Scientist Tells Utah Legislators: Renewables Are A Failed Path
A Utah legislative committee this week gave 45 minutes to a scientist who argued that policymakers across the globe are committing a grave mistake by turning to renewable energy.
William Hayden Smith, a professor of earth and planetary sciences at Washington University in St. Louis, wrote a research paper with colleagues in Switzerland and South Africa that claims to calculate the full cost of producing electricity from various sources. [bold, links added]
The paper was published this year in the Journal of Sustainable Development, a Canadian scientific journal.
“Now everyone will say that wind turbines and photovoltaics are cheaper than fossil fuels,” he told legislators. “That’s a stretch.”
He said the standard for comparing costs of electricity sources is called “Levelized Cost of Electricity,” which is calculated by adding up the total costs of a source over its lifetime and dividing it by the total energy expected from that source over the lifetime.

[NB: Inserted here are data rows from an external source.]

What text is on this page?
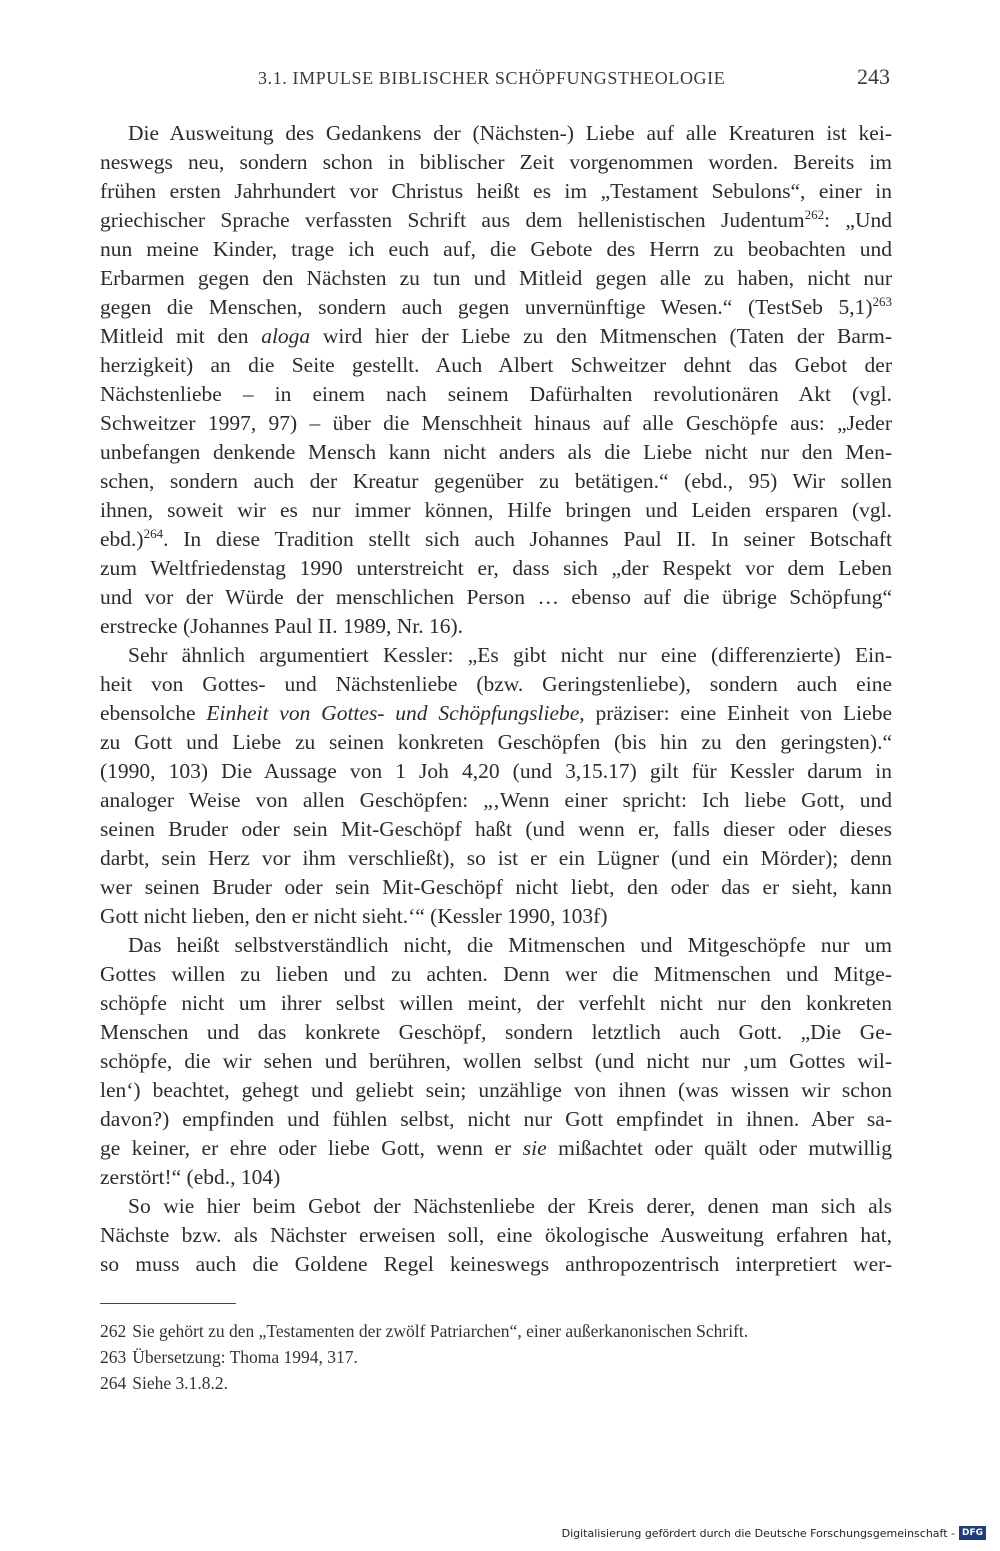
3.1. IMPULSE BIBLISCHER SCHÖPFUNGSTHEOLOGIE	243
Die Ausweitung des Gedankens der (Nächsten-) Liebe auf alle Kreaturen ist kei-
neswegs neu, sondern schon in biblischer Zeit vorgenommen worden. Bereits im
frühen ersten Jahrhundert vor Christus heißt es im „Testament Sebulons“, einer in
griechischer Sprache verfassten Schrift aus dem hellenistischen Judentum$^{262}$: „Und
nun meine Kinder, trage ich euch auf, die Gebote des Herrn zu beobachten und
Erbarmen gegen den Nächsten zu tun und Mitleid gegen alle zu haben, nicht nur
gegen die Menschen, sondern auch gegen unvernünftige Wesen.“ (TestSeb 5,1)$^{263}$
Mitleid mit den aloga wird hier der Liebe zu den Mitmenschen (Taten der Barm-
herzigkeit) an die Seite gestellt. Auch Albert Schweitzer dehnt das Gebot der
Nächstenliebe – in einem nach seinem Dafürhalten revolutionären Akt (vgl.
Schweitzer 1997, 97) – über die Menschheit hinaus auf alle Geschöpfe aus: „Jeder
unbefangen denkende Mensch kann nicht anders als die Liebe nicht nur den Men-
schen, sondern auch der Kreatur gegenüber zu betätigen.“ (ebd., 95) Wir sollen
ihnen, soweit wir es nur immer können, Hilfe bringen und Leiden ersparen (vgl.
ebd.)$^{264}$. In diese Tradition stellt sich auch Johannes Paul II. In seiner Botschaft
zum Weltfriedenstag 1990 unterstreicht er, dass sich „der Respekt vor dem Leben
und vor der Würde der menschlichen Person … ebenso auf die übrige Schöpfung“
erstrecke (Johannes Paul II. 1989, Nr. 16).
Sehr ähnlich argumentiert Kessler: „Es gibt nicht nur eine (differenzierte) Ein-
heit von Gottes- und Nächstenliebe (bzw. Geringstenliebe), sondern auch eine
ebensolche Einheit von Gottes- und Schöpfungsliebe, präziser: eine Einheit von Liebe
zu Gott und Liebe zu seinen konkreten Geschöpfen (bis hin zu den geringsten).“
(1990, 103) Die Aussage von 1 Joh 4,20 (und 3,15.17) gilt für Kessler darum in
analoger Weise von allen Geschöpfen: „‚Wenn einer spricht: Ich liebe Gott, und
seinen Bruder oder sein Mit-Geschöpf haßt (und wenn er, falls dieser oder dieses
darbt, sein Herz vor ihm verschließt), so ist er ein Lügner (und ein Mörder); denn
wer seinen Bruder oder sein Mit-Geschöpf nicht liebt, den oder das er sieht, kann
Gott nicht lieben, den er nicht sieht.‘“ (Kessler 1990, 103f)
Das heißt selbstverständlich nicht, die Mitmenschen und Mitgeschöpfe nur um
Gottes willen zu lieben und zu achten. Denn wer die Mitmenschen und Mitge-
schöpfe nicht um ihrer selbst willen meint, der verfehlt nicht nur den konkreten
Menschen und das konkrete Geschöpf, sondern letztlich auch Gott. „Die Ge-
schöpfe, die wir sehen und berühren, wollen selbst (und nicht nur ‚um Gottes wil-
len‘) beachtet, gehegt und geliebt sein; unzählige von ihnen (was wissen wir schon
davon?) empfinden und fühlen selbst, nicht nur Gott empfindet in ihnen. Aber sa-
ge keiner, er ehre oder liebe Gott, wenn er sie mißachtet oder quält oder mutwillig
zerstört!“ (ebd., 104)
So wie hier beim Gebot der Nächstenliebe der Kreis derer, denen man sich als
Nächste bzw. als Nächster erweisen soll, eine ökologische Ausweitung erfahren hat,
so muss auch die Goldene Regel keineswegs anthropozentrisch interpretiert wer-
262 Sie gehört zu den „Testamenten der zwölf Patriarchen“, einer außerkanonischen Schrift.
263 Übersetzung: Thoma 1994, 317.
264 Siehe 3.1.8.2.
Digitalisierung gefördert durch die Deutsche Forschungsgemeinschaft - DFG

But Smith and his co-authors created an alternative metric they are calling the “full cost of electricity,” which he says factors in renewable energy costs not considered in LCOE, including the cost of storing power when renewables are not producing and the cost of replacing solar panels and windmills when they wear out.

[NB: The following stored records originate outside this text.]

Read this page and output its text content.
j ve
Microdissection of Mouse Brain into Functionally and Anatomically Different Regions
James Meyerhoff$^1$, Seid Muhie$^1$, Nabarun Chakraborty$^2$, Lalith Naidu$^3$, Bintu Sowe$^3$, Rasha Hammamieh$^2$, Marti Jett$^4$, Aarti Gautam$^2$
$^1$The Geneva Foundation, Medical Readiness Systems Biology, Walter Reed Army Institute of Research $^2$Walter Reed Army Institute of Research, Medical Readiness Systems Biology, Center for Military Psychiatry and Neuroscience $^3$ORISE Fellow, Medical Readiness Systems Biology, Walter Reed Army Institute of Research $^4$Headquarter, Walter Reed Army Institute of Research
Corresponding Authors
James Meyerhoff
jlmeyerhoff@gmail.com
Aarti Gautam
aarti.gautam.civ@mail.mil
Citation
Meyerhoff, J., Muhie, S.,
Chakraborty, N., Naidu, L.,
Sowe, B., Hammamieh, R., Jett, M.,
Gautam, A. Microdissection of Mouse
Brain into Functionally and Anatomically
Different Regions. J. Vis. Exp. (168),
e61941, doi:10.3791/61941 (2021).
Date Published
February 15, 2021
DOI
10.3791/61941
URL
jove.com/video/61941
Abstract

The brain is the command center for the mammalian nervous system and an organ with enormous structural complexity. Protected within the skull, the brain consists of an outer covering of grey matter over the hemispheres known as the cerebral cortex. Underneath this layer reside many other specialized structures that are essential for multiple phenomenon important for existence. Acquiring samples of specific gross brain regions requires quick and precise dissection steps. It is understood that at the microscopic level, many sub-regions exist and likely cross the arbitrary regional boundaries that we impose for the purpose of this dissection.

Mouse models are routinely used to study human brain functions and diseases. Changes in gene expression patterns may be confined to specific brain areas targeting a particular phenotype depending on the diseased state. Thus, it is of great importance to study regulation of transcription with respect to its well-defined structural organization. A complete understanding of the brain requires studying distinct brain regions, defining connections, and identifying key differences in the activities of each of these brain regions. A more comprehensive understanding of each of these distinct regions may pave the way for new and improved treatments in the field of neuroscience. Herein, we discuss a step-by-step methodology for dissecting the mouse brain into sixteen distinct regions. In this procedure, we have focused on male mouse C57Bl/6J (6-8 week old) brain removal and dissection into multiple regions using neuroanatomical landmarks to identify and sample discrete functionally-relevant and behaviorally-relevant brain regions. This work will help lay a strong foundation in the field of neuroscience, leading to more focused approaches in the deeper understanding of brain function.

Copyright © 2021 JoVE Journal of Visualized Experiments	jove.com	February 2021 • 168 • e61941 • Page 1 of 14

He pointed to recent problems in Germany, where energy prices have shot up after Russia invaded Ukraine. He said Germany’s rush to renewables and decision to shut down nuclear plants is costing them now.
Beyond cost, wind and solar simply can’t meet the capacity, he said. “Every day the grid will collapse because you can’t meet the peak power.”
He also dismissed the idea that there is enough land available for wind and solar farms to produce what fossil fuels do now. Thousands of square miles of wind and solar farms would be required.
He added that windmills strike millions of insects, and no one is considering the biological effects.
Smith is a scientific and technical adviser to the CO2 Coalition, a nonprofit organization established “for the purpose of educating thought leaders, policymakers, and the public about the important contribution made by carbon dioxide to our lives and the economy.”
He is not compensated for his work, according to the coalition’s website.
Smith presented to the Public Utilities, Energy and Technology Interim Committee at the invitation of Rep. Ken Ivory, but Ivory had a conflict and could not attend. No other viewpoints were presented.